Alberta premier tells business leaders energy industry must clean up its act
EDMONTON — The energy industry will be critical to Alberta’s economy for many years to come, but it must “clean up its environmental act,” the province’s premier told business leaders Tuesday night.
In her keynote address to the Alberta Chambers of Commerce, Premier Rachel Notley acknowledged the fiscal challenges facing the province while sounding a note of optimism about its future.
She said her NDP government will work to promote a healthy business climate, noting she will be travelling to New York next week to sell the province as a good bet for investors.
“Supporting oilsands projects, establishing new opportunities in our energy economy and pioneering advanced technologies, all of this requires investment on a significant scale,” she said, promising to boost exports by seeking out new relationships and enhancing old ones.
“Albertans feel strongly, as do many business leaders across the province, including the energy industry, that it is long past due for Alberta to clean up its environmental act,” said Notley. “The poor quality of air in this province, as an example, is a direct threat to the health of our children and our seniors, and we need to do something about that.
“If we don’t get our act together on this issue, a solution is going to be imposed upon us, sooner or later, by others — by the federal government, and by the markets who will increasingly insist that energy products that they buy be mined and processed responsibly.”
Speaking to reporters after the event, Notley admitted she had not expected Democratic presidential hopeful Hillary Clinton to take the stance she did Tuesday against the Keystone XL pipeline, which would carry Alberta oil to Gulf Coast refineries in the U.S.

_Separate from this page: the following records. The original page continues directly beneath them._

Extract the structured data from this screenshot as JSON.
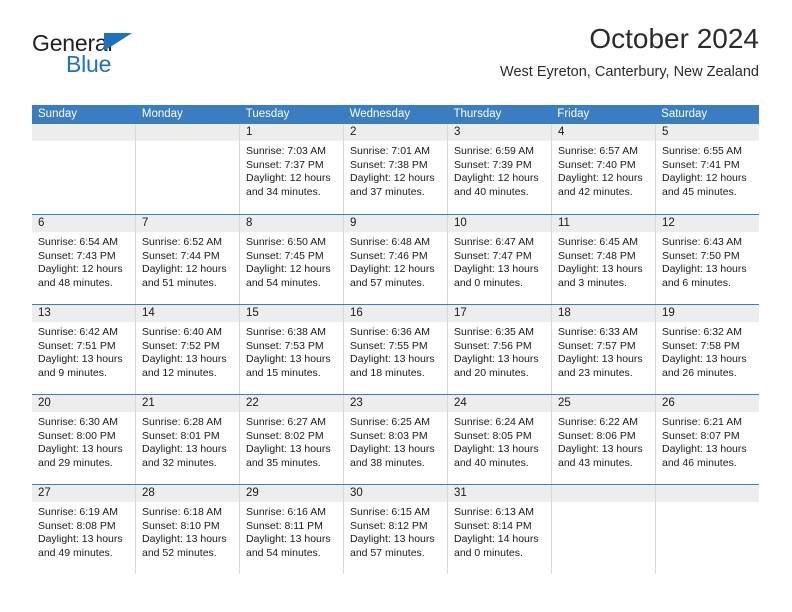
{
  "brand": {
    "name_part1": "General",
    "name_part2": "Blue"
  },
  "header": {
    "title": "October 2024",
    "location": "West Eyreton, Canterbury, New Zealand"
  },
  "colors": {
    "header_blue": "#3a7dc0",
    "brand_blue": "#1e72bb",
    "day_strip_gray": "#ededed",
    "cell_border": "#d8d8d8"
  },
  "weekdays": [
    "Sunday",
    "Monday",
    "Tuesday",
    "Wednesday",
    "Thursday",
    "Friday",
    "Saturday"
  ],
  "weeks": [
    [
      {
        "day": "",
        "empty": true
      },
      {
        "day": "",
        "empty": true
      },
      {
        "day": "1",
        "sunrise": "Sunrise: 7:03 AM",
        "sunset": "Sunset: 7:37 PM",
        "daylight": "Daylight: 12 hours and 34 minutes."
      },
      {
        "day": "2",
        "sunrise": "Sunrise: 7:01 AM",
        "sunset": "Sunset: 7:38 PM",
        "daylight": "Daylight: 12 hours and 37 minutes."
      },
      {
        "day": "3",
        "sunrise": "Sunrise: 6:59 AM",
        "sunset": "Sunset: 7:39 PM",
        "daylight": "Daylight: 12 hours and 40 minutes."
      },
      {
        "day": "4",
        "sunrise": "Sunrise: 6:57 AM",
        "sunset": "Sunset: 7:40 PM",
        "daylight": "Daylight: 12 hours and 42 minutes."
      },
      {
        "day": "5",
        "sunrise": "Sunrise: 6:55 AM",
        "sunset": "Sunset: 7:41 PM",
        "daylight": "Daylight: 12 hours and 45 minutes."
      }
    ],
    [
      {
        "day": "6",
        "sunrise": "Sunrise: 6:54 AM",
        "sunset": "Sunset: 7:43 PM",
        "daylight": "Daylight: 12 hours and 48 minutes."
      },
      {
        "day": "7",
        "sunrise": "Sunrise: 6:52 AM",
        "sunset": "Sunset: 7:44 PM",
        "daylight": "Daylight: 12 hours and 51 minutes."
      },
      {
        "day": "8",
        "sunrise": "Sunrise: 6:50 AM",
        "sunset": "Sunset: 7:45 PM",
        "daylight": "Daylight: 12 hours and 54 minutes."
      },
      {
        "day": "9",
        "sunrise": "Sunrise: 6:48 AM",
        "sunset": "Sunset: 7:46 PM",
        "daylight": "Daylight: 12 hours and 57 minutes."
      },
      {
        "day": "10",
        "sunrise": "Sunrise: 6:47 AM",
        "sunset": "Sunset: 7:47 PM",
        "daylight": "Daylight: 13 hours and 0 minutes."
      },
      {
        "day": "11",
        "sunrise": "Sunrise: 6:45 AM",
        "sunset": "Sunset: 7:48 PM",
        "daylight": "Daylight: 13 hours and 3 minutes."
      },
      {
        "day": "12",
        "sunrise": "Sunrise: 6:43 AM",
        "sunset": "Sunset: 7:50 PM",
        "daylight": "Daylight: 13 hours and 6 minutes."
      }
    ],
    [
      {
        "day": "13",
        "sunrise": "Sunrise: 6:42 AM",
        "sunset": "Sunset: 7:51 PM",
        "daylight": "Daylight: 13 hours and 9 minutes."
      },
      {
        "day": "14",
        "sunrise": "Sunrise: 6:40 AM",
        "sunset": "Sunset: 7:52 PM",
        "daylight": "Daylight: 13 hours and 12 minutes."
      },
      {
        "day": "15",
        "sunrise": "Sunrise: 6:38 AM",
        "sunset": "Sunset: 7:53 PM",
        "daylight": "Daylight: 13 hours and 15 minutes."
      },
      {
        "day": "16",
        "sunrise": "Sunrise: 6:36 AM",
        "sunset": "Sunset: 7:55 PM",
        "daylight": "Daylight: 13 hours and 18 minutes."
      },
      {
        "day": "17",
        "sunrise": "Sunrise: 6:35 AM",
        "sunset": "Sunset: 7:56 PM",
        "daylight": "Daylight: 13 hours and 20 minutes."
      },
      {
        "day": "18",
        "sunrise": "Sunrise: 6:33 AM",
        "sunset": "Sunset: 7:57 PM",
        "daylight": "Daylight: 13 hours and 23 minutes."
      },
      {
        "day": "19",
        "sunrise": "Sunrise: 6:32 AM",
        "sunset": "Sunset: 7:58 PM",
        "daylight": "Daylight: 13 hours and 26 minutes."
      }
    ],
    [
      {
        "day": "20",
        "sunrise": "Sunrise: 6:30 AM",
        "sunset": "Sunset: 8:00 PM",
        "daylight": "Daylight: 13 hours and 29 minutes."
      },
      {
        "day": "21",
        "sunrise": "Sunrise: 6:28 AM",
        "sunset": "Sunset: 8:01 PM",
        "daylight": "Daylight: 13 hours and 32 minutes."
      },
      {
        "day": "22",
        "sunrise": "Sunrise: 6:27 AM",
        "sunset": "Sunset: 8:02 PM",
        "daylight": "Daylight: 13 hours and 35 minutes."
      },
      {
        "day": "23",
        "sunrise": "Sunrise: 6:25 AM",
        "sunset": "Sunset: 8:03 PM",
        "daylight": "Daylight: 13 hours and 38 minutes."
      },
      {
        "day": "24",
        "sunrise": "Sunrise: 6:24 AM",
        "sunset": "Sunset: 8:05 PM",
        "daylight": "Daylight: 13 hours and 40 minutes."
      },
      {
        "day": "25",
        "sunrise": "Sunrise: 6:22 AM",
        "sunset": "Sunset: 8:06 PM",
        "daylight": "Daylight: 13 hours and 43 minutes."
      },
      {
        "day": "26",
        "sunrise": "Sunrise: 6:21 AM",
        "sunset": "Sunset: 8:07 PM",
        "daylight": "Daylight: 13 hours and 46 minutes."
      }
    ],
    [
      {
        "day": "27",
        "sunrise": "Sunrise: 6:19 AM",
        "sunset": "Sunset: 8:08 PM",
        "daylight": "Daylight: 13 hours and 49 minutes."
      },
      {
        "day": "28",
        "sunrise": "Sunrise: 6:18 AM",
        "sunset": "Sunset: 8:10 PM",
        "daylight": "Daylight: 13 hours and 52 minutes."
      },
      {
        "day": "29",
        "sunrise": "Sunrise: 6:16 AM",
        "sunset": "Sunset: 8:11 PM",
        "daylight": "Daylight: 13 hours and 54 minutes."
      },
      {
        "day": "30",
        "sunrise": "Sunrise: 6:15 AM",
        "sunset": "Sunset: 8:12 PM",
        "daylight": "Daylight: 13 hours and 57 minutes."
      },
      {
        "day": "31",
        "sunrise": "Sunrise: 6:13 AM",
        "sunset": "Sunset: 8:14 PM",
        "daylight": "Daylight: 14 hours and 0 minutes."
      },
      {
        "day": "",
        "empty": true
      },
      {
        "day": "",
        "empty": true
      }
    ]
  ]
}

Clinton told a town-hall meeting in Iowa that she opposes the project because it’s not in the best interest of “what we need to do to combat climate change.”
Notley said Clinton’s stance “doesn’t have a significant impact” for her government.
“Their politics are their politics,” Notley said. “I continue to be very focused on trying to find a way to get a pipeline to tidewater, because I understand that’s important for our energy market.”
Notley had previously said she wouldn’t advocate for either the Keystone XL pipeline or Enbridge’s contentious Northern Gateway proposal across British Columbia, but has given qualified support to Kinder Morgan’s Trans Mountain expansion to the Vancouver area and TransCanada’s Energy East Pipeline to New Brunswick.
“Our concern about Keystone is what that particular pipeline … meant for our capacity and the economic viability of more upgrading in Alberta. I was never really convinced that the people in Washington were spending a lot of time listening to what Alberta had to say. It was a question of whether we were using our resources wisely.”